Diagnose Krebs – Begleitung

Den folgenden Text habe ich am Schluss meines Vortrags am 18.9.2015 beim EMDR – Netzwerktag gelesen. Es ist das, was ich über die Hilfen, die wir mit Traumamethoden hinaus geben können, essentiell finde in der Begleitung von krebskranken Menschen.

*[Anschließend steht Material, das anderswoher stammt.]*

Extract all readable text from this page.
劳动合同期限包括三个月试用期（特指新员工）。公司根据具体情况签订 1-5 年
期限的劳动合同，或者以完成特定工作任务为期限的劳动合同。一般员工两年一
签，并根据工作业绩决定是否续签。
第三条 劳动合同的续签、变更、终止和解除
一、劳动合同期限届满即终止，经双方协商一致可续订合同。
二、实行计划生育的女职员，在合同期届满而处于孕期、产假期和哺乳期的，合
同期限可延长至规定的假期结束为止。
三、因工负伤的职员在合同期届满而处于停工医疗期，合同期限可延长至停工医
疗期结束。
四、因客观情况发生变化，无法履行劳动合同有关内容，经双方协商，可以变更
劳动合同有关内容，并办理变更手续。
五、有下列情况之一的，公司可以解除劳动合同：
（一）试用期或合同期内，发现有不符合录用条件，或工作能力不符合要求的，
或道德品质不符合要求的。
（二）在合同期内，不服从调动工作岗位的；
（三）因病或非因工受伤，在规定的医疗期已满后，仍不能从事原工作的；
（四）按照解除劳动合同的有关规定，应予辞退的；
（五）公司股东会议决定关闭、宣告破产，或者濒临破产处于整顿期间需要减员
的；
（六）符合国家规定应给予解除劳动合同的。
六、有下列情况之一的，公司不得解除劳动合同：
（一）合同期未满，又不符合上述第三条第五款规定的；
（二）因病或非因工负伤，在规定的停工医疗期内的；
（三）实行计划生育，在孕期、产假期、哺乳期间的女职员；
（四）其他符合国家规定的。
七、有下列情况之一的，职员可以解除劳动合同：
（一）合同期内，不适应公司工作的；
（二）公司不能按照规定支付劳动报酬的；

Die Arbeit mit Krebskranken ist eine Begegnung auf einer sehr existentiellen Ebene. Das Leid und die Schmerzen sind präsent, die Angst ist präsent, das Sterben und der Tod ist präsent. Da handelt es sich nicht um etwas Vergangenes, nein das vollzieht sich hier und jetzt-

Krebsklientinnen sind damit sehr nahe, sie sind auch nahe, weil die Angst vor dem Ergebnis im MRT den Raum erfüllt, wir danach erreichbar sein sollten, oder weil wir sie vielleicht zu Hause aufsuchen müssen, weil sie nicht mehr zu uns kommen können. Da gilt es sich nicht anstecken zu lassen und dennoch mit Mitgefühl verbunden zu sein. Es gilt auszuhalten, wenn der Klient offensichtlich dem Sterben nahe kommt, und dies nicht wahrnehmen will. Es auszuhalten, dass wir vielleicht meinen, dass ein klarer Blick auf die Tatsachen notwendig wäre, und wir dennoch wahrnehmen, dass ich die Klientin an jeden Strohhalm klammert. 

Krebs berührt uns existentiell, es berührt  unsere Konzepte, wie man damit umzugehen hat, was es mit uns macht, wenn die Klientin keiner weiteren Chemo zustimmt oder eine Therapie wählt, die uns gänzlich unpassend ja sogar schädlich erscheint, es berührt uns in unserer eigenen Autoritätsgläubigkeit und Ehr-Furcht vor Ärzten.

Es gilt, sich bewusst zu sein, dass wir  dem selben schädlichen System ausgesetzt sind, einem System, das gnadenlos die Leistung, das mehr und mehr, das über alle Grenzen gehende, das Ent-eigenende und Ent-Fremdende fördert.

Wir sind herausgefordert, über die Beschränkungen in unserem Denken hinauszugehen, zu erkennen,  dass es Dinge zwischen Himmel und Erde gibt, wie Spontanheilungen, und dass wir  gegründet auf einem Vertrauen ins Leben  zu  Veränderungs-Schritten ermutigen statt die Resignation mit dem Hinweis auf eine vermeintliche  Realität zu fördern. Dies alles verlangt uns viel ab.

Dennoch ist die Arbeit mit Krebskranken für mich ein großes Geschenk – zu erleben, wie sich die jedem Menschen innewohnende Stärke, der Mut und die Würde offenbart und teilhaben zu dürfen, wie jeder Mensch seinen je eigenen Krebsweg geht, zählt zu den bereicherndsten Erfahrungen in meinem Leben.

Letztlich ist die Konfrontation mit der Endlichkeit in der Arbeit mit Krebskranken eine beständige Ermunterung, in meinem eigenen Leben lebensfördernde Prioritäten zu setzen, für nahrhafte Ingredienzien und  mein Wohlbefinden zu sorgen und auch meine inneren Kinder zu nähren.